In an interview with Izvestia on Monday, Russian Deputy Foreign Minister Sergey Ryabkov said: “It’s not as if the problems began yesterday. They are related, for the most part, with the US aspiration to negate Russia as an independent key factor of international life, and impose on us its own approaches to a whole range of issues, including how we should live in our own country.”
Hot red lines
Ryabkov said Ukraine “is above all Washington’s geopolitical project, an attempt to widen the sphere of its own influence, expanding its tools to enhance its positions which, according to US aspirations, will help them dominate in this region of the world. This is, of course, a method to create difficulties for us, impinging on our security.
“We are saying openly: We have certain red lines that we won’t allow anyone to cross; we have a very clear requirement … Moscow needs maximally reliable legal guarantees of its safety.”
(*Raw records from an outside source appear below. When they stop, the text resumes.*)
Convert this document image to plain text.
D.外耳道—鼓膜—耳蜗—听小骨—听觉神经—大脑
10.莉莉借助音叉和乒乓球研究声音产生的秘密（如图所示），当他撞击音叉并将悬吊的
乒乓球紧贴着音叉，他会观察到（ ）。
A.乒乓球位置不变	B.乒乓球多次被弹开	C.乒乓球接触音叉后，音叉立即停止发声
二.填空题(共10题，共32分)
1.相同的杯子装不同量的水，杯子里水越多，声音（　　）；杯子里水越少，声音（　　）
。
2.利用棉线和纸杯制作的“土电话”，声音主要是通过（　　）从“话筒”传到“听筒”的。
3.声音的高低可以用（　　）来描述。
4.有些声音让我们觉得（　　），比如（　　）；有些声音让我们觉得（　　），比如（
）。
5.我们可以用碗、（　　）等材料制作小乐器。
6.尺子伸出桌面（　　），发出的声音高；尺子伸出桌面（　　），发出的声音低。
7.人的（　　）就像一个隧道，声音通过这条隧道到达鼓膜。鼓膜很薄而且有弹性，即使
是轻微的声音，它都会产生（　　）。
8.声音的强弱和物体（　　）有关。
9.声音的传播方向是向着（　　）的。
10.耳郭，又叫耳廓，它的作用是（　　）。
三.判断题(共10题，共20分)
He concluded with the warning that Moscow would continue to highlight for NATO members that the alliance’s security won’t increase in the event of its expansion and the consequences of this step would be grave. (Read here the full transcript of this important interview by Ryabkov with Izvestia.)
Separately, Ryabkov has also been quoted as saying to the state-run RIA Novosti news agency that “our response will be military” if NATO does not guarantee to Moscow an end to its eastward expansion. “There will be confrontation. There’s basically no trust in NATO. Therefore, we’re no longer playing this kind of game and don’t believe NATO’s assurances.”
Plainly put, Russia rejects the United States’ sophistry regarding a threat of a Russian invasion of Ukraine in order to divert attention from what is truly at stake here – namely Moscow’s refusal to accept any further NATO expansion eastward in the post-Soviet space.
The crunch time is coming now that Russia has learned a bitter lesson the hard way that the Westerners’ verbal assurances have no sanctity. The supreme irony is that Gorbachev and Baker are still alive.
M K Bhadrakumar is a former Indian diplomat.